Un hombre así no puede ser el bellaco apocado que muestran por lo menos dos capítulos de la serie. Ese no es el hombre glorificado a lo largo de todo el devenir de la República, cuyo nombre ha sido adoptado por nobles instituciones nacionales, de los ámbito cultural, castrense y ciudadano. No hay ciudad en Chile que no tenga una calle, una plaza o una institución que se llame O'Higgins. No hay ciudadano chileno que no lo tenga en su memoria. Porque ese es el O'Higgins que admiramos todos, el que aprendimos a conocer desde la escuela básica, al cual cantamos y recitamos, y comemoramos todos los años cada 20 de agosto y cada 18 de septiembre.
Entiendo que la obra televisiva es eso, una obra nacida de la entelequia de un creador que le da una connotación especial, a su libre discurrir y albedrío; una obra de arte, en síntesis. Pero también insisto en que se asume que su objetivo era otro, el celebrar originalmente el Bicentenario de parte de la televisión y creo que esto último se distorsionó, en lo que a los hechos mencionados se refiere.
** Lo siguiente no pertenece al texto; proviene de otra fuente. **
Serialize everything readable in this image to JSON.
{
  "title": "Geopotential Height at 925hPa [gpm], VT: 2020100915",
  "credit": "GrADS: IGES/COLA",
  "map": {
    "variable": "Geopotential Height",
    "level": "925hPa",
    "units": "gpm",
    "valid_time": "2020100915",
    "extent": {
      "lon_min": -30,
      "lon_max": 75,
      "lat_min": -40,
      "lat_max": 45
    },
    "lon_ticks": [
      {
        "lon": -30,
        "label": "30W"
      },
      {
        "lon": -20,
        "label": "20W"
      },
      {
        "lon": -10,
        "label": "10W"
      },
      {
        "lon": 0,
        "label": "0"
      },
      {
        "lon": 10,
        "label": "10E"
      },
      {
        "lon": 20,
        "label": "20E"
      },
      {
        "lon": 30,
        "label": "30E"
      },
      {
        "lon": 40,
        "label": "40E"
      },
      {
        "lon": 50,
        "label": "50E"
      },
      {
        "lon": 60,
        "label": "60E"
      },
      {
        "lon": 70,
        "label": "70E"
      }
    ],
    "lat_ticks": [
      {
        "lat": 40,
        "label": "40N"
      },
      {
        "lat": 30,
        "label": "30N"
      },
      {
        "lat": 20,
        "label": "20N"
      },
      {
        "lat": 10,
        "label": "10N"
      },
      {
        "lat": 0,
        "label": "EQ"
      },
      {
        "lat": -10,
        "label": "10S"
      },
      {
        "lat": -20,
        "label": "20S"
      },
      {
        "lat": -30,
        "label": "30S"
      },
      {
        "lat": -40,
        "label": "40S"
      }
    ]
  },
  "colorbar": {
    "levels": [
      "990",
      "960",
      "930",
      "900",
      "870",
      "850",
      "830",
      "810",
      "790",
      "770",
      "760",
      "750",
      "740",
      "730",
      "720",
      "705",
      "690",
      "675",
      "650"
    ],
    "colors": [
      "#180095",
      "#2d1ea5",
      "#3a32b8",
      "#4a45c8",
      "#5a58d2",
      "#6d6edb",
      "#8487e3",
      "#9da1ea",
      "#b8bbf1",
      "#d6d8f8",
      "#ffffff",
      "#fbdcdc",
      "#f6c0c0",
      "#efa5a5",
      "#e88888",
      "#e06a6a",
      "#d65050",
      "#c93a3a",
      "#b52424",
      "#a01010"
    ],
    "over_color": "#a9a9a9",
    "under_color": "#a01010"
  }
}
Lo que más me inquieta son los niños, que ven estos programas no ecuánimes que les confunden, y que más encima han sido grabados magnetofónicamente para su distribución comercial como material escolar. Aquí veremos lo que hacen los profesores de Historia y de Educación Básica, y yo soy uno de ellos. Veremos si somos capaces de celebrar dignamente el Bicentenario, con honra de nuestras instituciones y respeto de nuestros héroes, Bernardo O'Higgins, José Miguel Carrera y Manuel Rodríguez, padres de la Patria todos.